OSI-Baltimore has helped
“The Community Fellowship was my first grant,” Hess says, proudly. “Since then, there’ve been a number of other foundations that have contributed money to Clay Pots. It’s been a fantastic boost. Having the backing of OSI has helped bring in the support of other people and institutions.”
In addition, Hess says he has made tremendous use of the network of fellows, such as Jason Reed, who has played music at the coffeehouse as well as arranged for other musicians to showcase their talents there. Hess also has taken advantage of OSI-Baltimore’s knowledgeable and helpful staff.
“Just knowing that they’re there and available to answer questions or to try to make connections for you has been really great for me,” Hess says.
Hess says the center is at a point where it can benefit greatly from a strategic plan, a fundraising plan and an evaluation tool to assess its services. One goal is to identify and add or strengthen services that can help to meet the personal and spiritual needs of members of marginalized west Baltimore communities.

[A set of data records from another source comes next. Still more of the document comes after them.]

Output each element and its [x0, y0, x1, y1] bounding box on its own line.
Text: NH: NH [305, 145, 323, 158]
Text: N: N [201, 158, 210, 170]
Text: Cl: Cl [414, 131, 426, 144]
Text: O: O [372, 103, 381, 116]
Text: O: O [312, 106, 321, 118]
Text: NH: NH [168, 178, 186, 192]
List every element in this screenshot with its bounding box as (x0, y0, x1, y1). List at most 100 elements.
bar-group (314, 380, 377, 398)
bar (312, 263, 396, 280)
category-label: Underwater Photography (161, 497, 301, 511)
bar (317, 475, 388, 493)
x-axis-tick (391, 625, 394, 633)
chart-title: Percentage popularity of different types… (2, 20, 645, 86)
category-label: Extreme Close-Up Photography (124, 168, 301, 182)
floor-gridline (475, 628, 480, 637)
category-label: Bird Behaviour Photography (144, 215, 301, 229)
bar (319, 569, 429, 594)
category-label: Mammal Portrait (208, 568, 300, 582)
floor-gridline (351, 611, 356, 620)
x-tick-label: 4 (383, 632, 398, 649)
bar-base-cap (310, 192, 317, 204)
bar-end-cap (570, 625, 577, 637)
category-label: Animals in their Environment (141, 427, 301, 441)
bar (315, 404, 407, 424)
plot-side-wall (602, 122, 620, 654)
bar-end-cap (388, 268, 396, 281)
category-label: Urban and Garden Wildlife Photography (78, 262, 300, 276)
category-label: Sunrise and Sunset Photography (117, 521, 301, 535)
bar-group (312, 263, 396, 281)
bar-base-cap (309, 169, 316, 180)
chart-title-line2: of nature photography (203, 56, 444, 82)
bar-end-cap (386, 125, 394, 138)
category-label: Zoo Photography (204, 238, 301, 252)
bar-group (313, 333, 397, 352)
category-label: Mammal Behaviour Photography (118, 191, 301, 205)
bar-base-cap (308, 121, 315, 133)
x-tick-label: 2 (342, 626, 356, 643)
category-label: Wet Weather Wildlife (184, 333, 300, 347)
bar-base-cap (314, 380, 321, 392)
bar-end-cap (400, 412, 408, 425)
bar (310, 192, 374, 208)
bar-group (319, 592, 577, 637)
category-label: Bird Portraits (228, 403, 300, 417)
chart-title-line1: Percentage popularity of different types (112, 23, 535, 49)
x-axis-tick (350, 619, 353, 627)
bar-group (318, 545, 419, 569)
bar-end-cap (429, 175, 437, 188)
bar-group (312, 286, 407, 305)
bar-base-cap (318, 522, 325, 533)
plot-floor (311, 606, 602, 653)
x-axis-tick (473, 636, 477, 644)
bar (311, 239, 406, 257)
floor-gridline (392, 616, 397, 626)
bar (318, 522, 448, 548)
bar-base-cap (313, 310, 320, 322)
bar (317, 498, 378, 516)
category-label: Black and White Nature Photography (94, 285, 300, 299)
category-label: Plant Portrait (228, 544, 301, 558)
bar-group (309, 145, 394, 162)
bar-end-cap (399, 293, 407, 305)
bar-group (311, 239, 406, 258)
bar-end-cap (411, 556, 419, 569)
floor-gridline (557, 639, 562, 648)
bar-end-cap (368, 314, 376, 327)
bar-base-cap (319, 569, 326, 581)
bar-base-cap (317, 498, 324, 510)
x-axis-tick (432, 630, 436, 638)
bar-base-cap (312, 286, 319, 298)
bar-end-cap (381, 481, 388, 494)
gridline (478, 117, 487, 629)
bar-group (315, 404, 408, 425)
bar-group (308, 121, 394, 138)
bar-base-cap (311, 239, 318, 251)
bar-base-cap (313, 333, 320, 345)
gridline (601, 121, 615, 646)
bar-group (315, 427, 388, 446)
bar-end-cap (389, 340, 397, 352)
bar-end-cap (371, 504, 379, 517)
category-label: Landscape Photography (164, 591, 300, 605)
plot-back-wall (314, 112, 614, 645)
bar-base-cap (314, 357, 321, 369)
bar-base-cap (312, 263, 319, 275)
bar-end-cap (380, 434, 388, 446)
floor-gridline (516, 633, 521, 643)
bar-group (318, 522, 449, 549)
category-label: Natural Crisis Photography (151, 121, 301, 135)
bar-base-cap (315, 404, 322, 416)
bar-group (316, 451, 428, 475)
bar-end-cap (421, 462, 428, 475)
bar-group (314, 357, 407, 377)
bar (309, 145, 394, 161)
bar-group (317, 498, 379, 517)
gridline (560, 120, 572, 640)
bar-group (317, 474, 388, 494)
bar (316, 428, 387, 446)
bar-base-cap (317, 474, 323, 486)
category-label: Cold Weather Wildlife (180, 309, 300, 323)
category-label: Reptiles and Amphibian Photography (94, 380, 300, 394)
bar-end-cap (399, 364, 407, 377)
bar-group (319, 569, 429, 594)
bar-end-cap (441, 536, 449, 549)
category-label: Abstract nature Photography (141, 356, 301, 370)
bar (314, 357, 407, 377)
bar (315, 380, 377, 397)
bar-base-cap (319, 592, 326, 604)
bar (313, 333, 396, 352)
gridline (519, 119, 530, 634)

“This grant will allow our board to do strategic planning and devote more time to fundraising with clear goals in mind,” he says.
“Our next big project is to install a peace garden so that we have our first outdoor space,” Hess says. “The courtyard will be useful for all of our different programs. Our GED class, for example, might be able to do some plant growing and a meditation group could meet outdoors.”
“It will just be one more space where people can make connections that foster community growth and increase the chances for harmony,” Hess adds. “One more place for us to let people know what’s going on in our community and what ways we’re all working together to make Baltimore a better place.”